How to implement Fatmax in your training         To start exercising at a certain intensity, you should know what your Wmax is. To determine Wmax, the following (simplified) protocol on a cycle ergometer could be used[4]:

1. Warm up for 5 minutes at 100W for males or 75W for females. Maintain at least 60 rotations per minute during the whole test.

2. Increase the intensity with 35W every 2 minutes, until exhaustion.

Exhaustion =  the point at which you cannot maintain 60 rotations per minute for more than 20 seconds

1. Write down the maximal work load at exhaustion.

Now you know your Wmax, you can implement the concept of Fatmax into your cardio workout schedule to optimize fat loss.

Conclusion The concept of Fatmax might be useful with regard to weight loss programs. The concept is however based on assumptions of physiology. I could not find any randomized controlled trials that investigated the validity of Fatmax for weight loss in comparison to another exercise regime. Therefore, it is not sure if optimal fat oxidation results in significantly greater weight loss compared to other fat burning strategies. I would therefore recommend to primarily stick to the key concept in weight loss, which is a negative energy balance. If you are able to implement Fatmax in your weight loss schedule, you might give it a try.

In short, Fatmax can be implemented in your training by:

1. Finding your Wmax with a cycling test.

2. Exercise at 40% of Wmax if you want to minimize muscle loss during a cut.

3. Exercise at 55% of Wmax if you want to maximize fat loss during a cut.

4. Look at your total exercise energy expenditure. A lower %Wmax also means that the exercise duration should be longer in order to burn the same amount of calories.
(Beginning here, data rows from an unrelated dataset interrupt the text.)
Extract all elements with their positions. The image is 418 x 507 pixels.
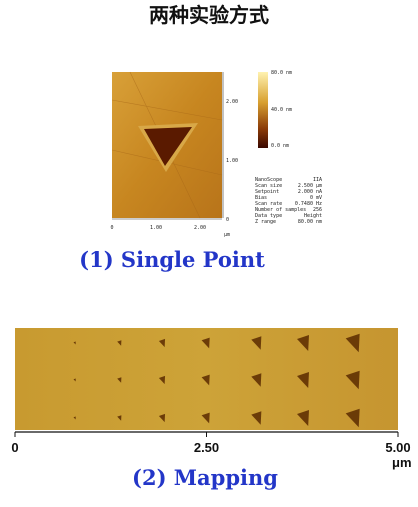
indent [201, 374, 210, 386]
indent-grid [73, 333, 360, 428]
indent [117, 415, 122, 421]
param-name: Scan rate [255, 201, 282, 207]
x-tick-label: 2.50 [194, 440, 219, 455]
param-name: Data type [255, 213, 282, 219]
x-tick-label: 5.00 [385, 440, 410, 455]
param-value: 2.500 μm [298, 183, 322, 189]
param-name: Z range [255, 219, 276, 225]
param-name: Setpoint [255, 189, 279, 195]
param-value: 80.00 nm [298, 219, 322, 225]
indent [201, 412, 210, 424]
indent [345, 333, 360, 353]
indent [345, 408, 360, 428]
param-name: NanoScope [255, 177, 282, 183]
x-tick-label: 0 [110, 225, 113, 231]
indent [73, 341, 76, 345]
y-tick-label: 1.00 [226, 158, 238, 164]
x-tick-label: 2.00 [194, 225, 206, 231]
indent [251, 373, 262, 387]
indent [345, 370, 360, 390]
x-unit: μm [224, 232, 230, 238]
param-name: Bias [255, 195, 267, 201]
indent [73, 416, 76, 420]
single-point-labels: 80.0 nm 40.0 nm 0.0 nm 2.00 1.00 0 0 1.00 2.00 μm… [110, 70, 322, 238]
colorbar-label: 80.0 nm [271, 70, 292, 76]
indent [158, 375, 166, 385]
param-value: 0.7480 Hz [295, 201, 322, 207]
indent [251, 336, 262, 350]
title: 两种实验方式 [149, 3, 269, 27]
indent [117, 340, 122, 346]
colorbar [258, 72, 268, 148]
caption: (2) Mapping [132, 465, 278, 490]
param-value: 2.000 nA [298, 189, 322, 195]
colorbar-label: 0.0 nm [271, 143, 289, 149]
indent [251, 411, 262, 425]
indent [158, 413, 166, 423]
x-unit: μm [392, 455, 412, 470]
indent [144, 127, 192, 166]
indent [158, 338, 166, 348]
param-value: IIA [313, 177, 322, 183]
indent [201, 337, 210, 349]
indent [297, 410, 309, 426]
y-tick-label: 0 [226, 217, 229, 223]
x-tick-label: 1.00 [150, 225, 162, 231]
indent [117, 377, 122, 383]
indent [297, 335, 309, 351]
y-tick-label: 2.00 [226, 99, 238, 105]
param-name: Scan size [255, 183, 282, 189]
indent [297, 372, 309, 388]
caption: (1) Single Point [79, 247, 265, 272]
param-name: Number of samples [255, 207, 306, 213]
param-value: 256 [313, 207, 322, 213]
param-value: 0 mV [310, 195, 322, 201]
x-tick-label: 0 [11, 440, 18, 455]
indent [73, 378, 76, 382]
colorbar-label: 40.0 nm [271, 107, 292, 113]
param-value: Height [304, 213, 322, 219]
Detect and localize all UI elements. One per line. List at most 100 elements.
References [1] Jeukendrup, A., & Gleeson, M. (2010). Sport nutrition: an introduction to energy production and performance (No. Ed. 2). Human Kinetics. [2] van Loon, L. J., Greenhaff, P. L., Constantin‐Teodosiu, D., Saris, W. H., & Wagenmakers, A. J. (2001). The effects of increasing exercise intensity on muscle fuel utilisation in humans. The Journal of physiology, 536(1), 295-304. [3] Ghanbari-Niaki, A., & Zare-Kookandeh, N. (2016). Maximal Lipid Oxidation (Fatmax) in Physical Exercise and Training: A review and Update. Annals of Applied Sport Science, 4(3), 0-0. [4] Kuipers, H., Verstappen, F. T. J., Keizer, H. A., Geurten, P., & Van Kranenburg, G. (1985). Variability of aerobic performance in the laboratory and its physiologic correlates. International journal of sports medicine, 6(04), 197-201.